Our political system has become so deeply divided by a psychopathic fringe intent on growing their own fortunes that we can’t even assure all Americans have access to basic health care and a quality education, let alone an adequate means of living in return for honest labor. We are so caught up in debates about who is most oppressed and who most deserves what reparations that we don’t even ask how we might create a society free from oppression in which all people can have lives of material sufficiency and spiritual abundance on a beautiful and healthy Earth.
We act as if we believe that we need only figure out who among 20 candidates has all the best answers to the problems that confront us. We assume that once elected, the new president will single-handedly wipe away the corruption, restore the integrity and competence of government, secure the health of the environment, liberate the oppressed, and secure good jobs for all in the face of relentless opposition from powerful psychopaths protecting their interests.
We should be spending far less time debating the relative merits of 20 presidential candidates, and far more time bridging all the divides that separate us. We should be building an unstoppable movement of the world’s people that crosses all boundaries, united in a commitment to create a world that truly works for all. The deep transformation of culture, institutions, technology, and infrastructure on which our common future depends will be a difficult struggle and will require persistent and determined support from powerful social movements.

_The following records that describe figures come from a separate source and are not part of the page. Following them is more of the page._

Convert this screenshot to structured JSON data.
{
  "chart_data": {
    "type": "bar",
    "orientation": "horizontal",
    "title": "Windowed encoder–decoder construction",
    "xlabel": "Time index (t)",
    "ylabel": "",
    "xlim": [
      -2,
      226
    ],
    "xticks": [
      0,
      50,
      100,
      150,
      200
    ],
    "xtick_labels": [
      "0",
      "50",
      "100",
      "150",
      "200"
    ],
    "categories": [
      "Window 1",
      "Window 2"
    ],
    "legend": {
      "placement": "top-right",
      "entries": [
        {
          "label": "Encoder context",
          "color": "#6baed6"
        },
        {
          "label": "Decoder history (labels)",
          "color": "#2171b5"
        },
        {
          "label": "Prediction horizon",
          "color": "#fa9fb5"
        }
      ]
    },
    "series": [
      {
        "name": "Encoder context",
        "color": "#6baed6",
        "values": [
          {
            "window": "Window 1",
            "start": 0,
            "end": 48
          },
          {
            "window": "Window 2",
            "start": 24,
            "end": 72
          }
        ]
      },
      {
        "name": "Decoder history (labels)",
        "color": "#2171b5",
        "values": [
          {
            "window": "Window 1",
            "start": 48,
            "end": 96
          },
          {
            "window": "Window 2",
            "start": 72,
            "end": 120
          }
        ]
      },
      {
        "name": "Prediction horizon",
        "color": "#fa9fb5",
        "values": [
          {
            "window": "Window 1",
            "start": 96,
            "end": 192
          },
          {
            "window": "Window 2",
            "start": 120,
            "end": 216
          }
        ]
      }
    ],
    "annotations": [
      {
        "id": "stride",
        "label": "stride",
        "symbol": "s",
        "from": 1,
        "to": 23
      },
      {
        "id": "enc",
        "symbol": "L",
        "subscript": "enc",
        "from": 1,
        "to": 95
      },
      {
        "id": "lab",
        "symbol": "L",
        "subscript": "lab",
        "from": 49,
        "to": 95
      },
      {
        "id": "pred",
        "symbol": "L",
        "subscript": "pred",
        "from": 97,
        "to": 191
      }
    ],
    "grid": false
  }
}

We the people will need to lead that discussion and demand that the politicians follow. We will need to frame the possibilities of that future and the path to its achievement through countless overlapping conversations in forums open to everyone.
Let us not be distracted from that cause by political debates structured by corporate media to divert our attention from proposals that might break the power of the corrupt system. It is a tall order, but so, too, at this moment is human survival.